Thanks so much for having me.
You guys have been now in multifamily for many years. There are three questions I ask every guest who comes on the show. Can you very quickly tell us, maybe 90 seconds or less, where did you start, where are you now, and how did you get there?
I started out in 1997. The first property I bought was a 28-unit apartment building in a small little part of Cleveland called Shaker Square. I met a wonderful lady who taught me the concept of value-add. We have a blind pool fund that we have closed for $13 million. We are deploying the capital now. We are about to get ready to raise our second fund. We have syndicated multiple deals. How do we get there? My background is pretty diverse, so everything has contributed to running your own decentralized business as we do. We have been slowly pecking away and growing to where we are now.
Ken, you have done so many things. One of the things you said was running a decentralized multifamily business. What does that mean?
When you think about running a decentralized business in itself, it has its own challenges. Where I learned the most about how to do that was when we owned the three Cessna Pilot Centers. We were in three separate airports and we taught people to fly. We rented airplanes. We had a Part 141 pilot training program that we prepared pilots all the way through to the Delta connection. We got them hooked up with Delta, but that process of learning how to operate a business that is under the scrutiny of the FAA. They inspected us regularly and there is no room for error in the aviation world.
Learning how to do that in separate locations prepared me for what we do now. We manage and own apartment buildings and they are strewn over a large geographical area. I became the checklist-crazy person. Everybody in our company makes fun of me because I always liked checklists, a review process and redundancies. All of that comes from aviation because as you’re growing a company, you need all of those things in order to do it successfully. Although we’re not dealing anymore with people that fly that can kill themselves in airplanes, we’re dealing with people’s homes. It is equally as important. That’s why I think it’s effective in helping us do what we do now.
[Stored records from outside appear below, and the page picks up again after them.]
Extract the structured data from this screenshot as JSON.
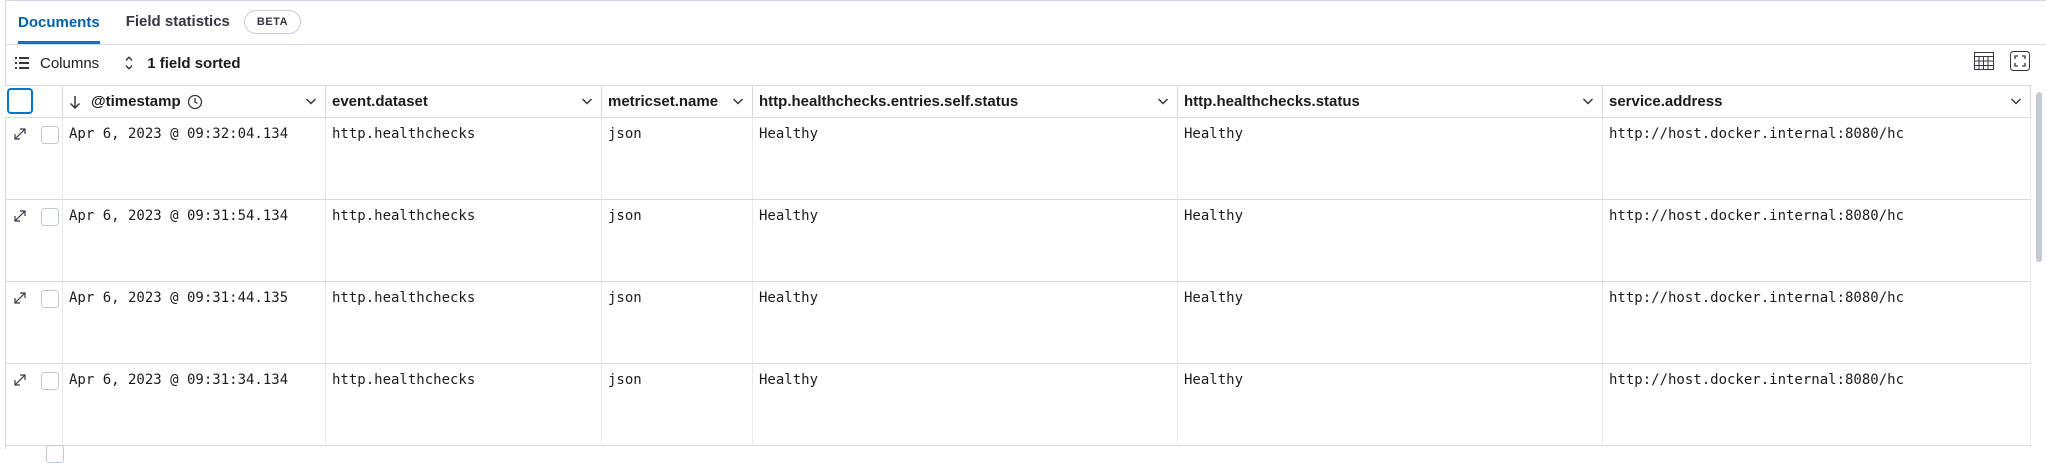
{
  "tabs": [
    {
      "label": "Documents",
      "active": true
    },
    {
      "label": "Field statistics",
      "active": false
    }
  ],
  "beta_badge": "BETA",
  "toolbar": {
    "columns_label": "Columns",
    "sort_label": "1 field sorted"
  },
  "columns": [
    {
      "label": "@timestamp",
      "sorted": "descending"
    },
    {
      "label": "event.dataset"
    },
    {
      "label": "metricset.name"
    },
    {
      "label": "http.healthchecks.entries.self.status"
    },
    {
      "label": "http.healthchecks.status"
    },
    {
      "label": "service.address"
    }
  ],
  "rows": [
    [
      "Apr 6, 2023 @ 09:32:04.134",
      "http.healthchecks",
      "json",
      "Healthy",
      "Healthy",
      "http://host.docker.internal:8080/hc"
    ],
    [
      "Apr 6, 2023 @ 09:31:54.134",
      "http.healthchecks",
      "json",
      "Healthy",
      "Healthy",
      "http://host.docker.internal:8080/hc"
    ],
    [
      "Apr 6, 2023 @ 09:31:44.135",
      "http.healthchecks",
      "json",
      "Healthy",
      "Healthy",
      "http://host.docker.internal:8080/hc"
    ],
    [
      "Apr 6, 2023 @ 09:31:34.134",
      "http.healthchecks",
      "json",
      "Healthy",
      "Healthy",
      "http://host.docker.internal:8080/hc"
    ]
  ],
  "colors": {
    "accent": "#0077cc",
    "border": "#d3dae6"
  }
}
Let’s talk a little bit about the Cessna Pilot Centers and for those of you who are not aviators reading this, can you tell us what they are quickly? I know you said that they teach people to fly and give lessons. You get people all the way through to maybe even a job at Delta, but what is it, just so they understand that.
It is a program that Cessna developed so that people would have a good, solid way to learn to fly. If you think about it, they are here to sell airplanes and starting with single engines all the way up to Citation jets. They know once people get started, they get hooked, and they are going to keep moving up. What they knew was that there needed to be a good way to teach people how to get into this and how to learn to fly. They partnered with a school out in California that provided all the materials, but now, they gave us a well-structured, well-thought-out video-based learning system that we could then go sell to the market.
While we were doing that, we used brand new Cessna airplanes to teach people to fly in. When people had a choice, which flight school do we choose? The one flying the airplanes that are from 1950 in shag carpet or the one from brand new, glass cockpit, wonderful experience, GPS and hard to get lost in. You can see how people would choose because the price wasn’t that much different.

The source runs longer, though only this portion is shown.